The Fed has pledged to purchase $500 billion, or possibly more, of these bonds in the first half of the year, in an effort to push down mortgage rates. This is only one of many programs the central bank is juggling as it expands its role in the financial markets.

The purchases in the first days of the program put the Fed on track to buy the half-trillion dollars worth of mortgages in six months when the program is scheduled to expire.

There was little reaction Thursday afternoon in the mortgage bond market to the data, where the Fed's daily intervention had already caused risk premiums, or spreads, to narrow. They tightened another two basis points on Thursday, bringing to total narrowing to 38 basis points for the week.

"People already knew the Fed was buying heavily," said Art Frank, a mortgage strategist at Deutsche Bank.

Risk premiums on these bonds have narrowed as much 100 basis points from their highs in November before the Fed announced its purchasing program.

As a result, mortgage rates that homeowners pay also have fallen from above 6% levels in November to 5.01% as of Thursday, according to Freddie Mac.

Additionally, the extent of Fed purchases is expected to push other investors, who had shied away from this market, to return.

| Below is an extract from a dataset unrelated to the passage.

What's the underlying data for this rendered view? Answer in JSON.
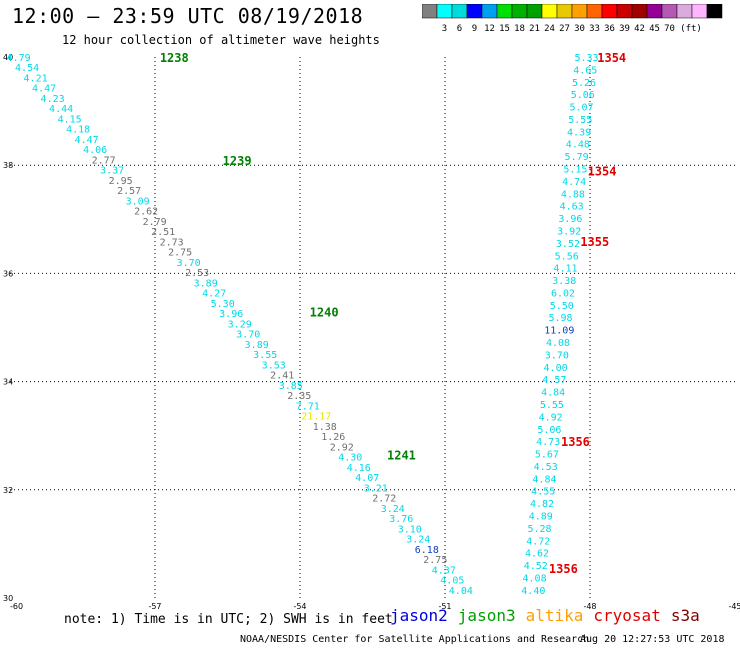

Most of the central bank's purchases were of mortgage bonds guaranteed by Freddie. It bought $6.899 billion of Freddie bonds, $2.864 billion of Fannie bonds, and $450 million of Ginnie Mae securities.

Much of its buying was concentrated in the 30-year 4.5% and 5% coupons, according to Fed data.

The central bank, over the three days, bought $3.45 billion of 4.5% coupon and $3 billion of the 5% coupon.

"They are targeting the current coupon," said Walt Schmidt, a mortgage strategist with FTN Financial.

The current coupon, or that closest to par, is the mortgage bond with a primary mortgage rate of 4% on its 30-year loans. Typically, lenders add additional charges and fees to this primary rate to come up with the final mortgage rate homeowners pay.

The limited supply of these 4% coupons forced the Federal Reserve to expand its purchases to the next two higher coupons, of which there is plenty of supply, Schmidt said.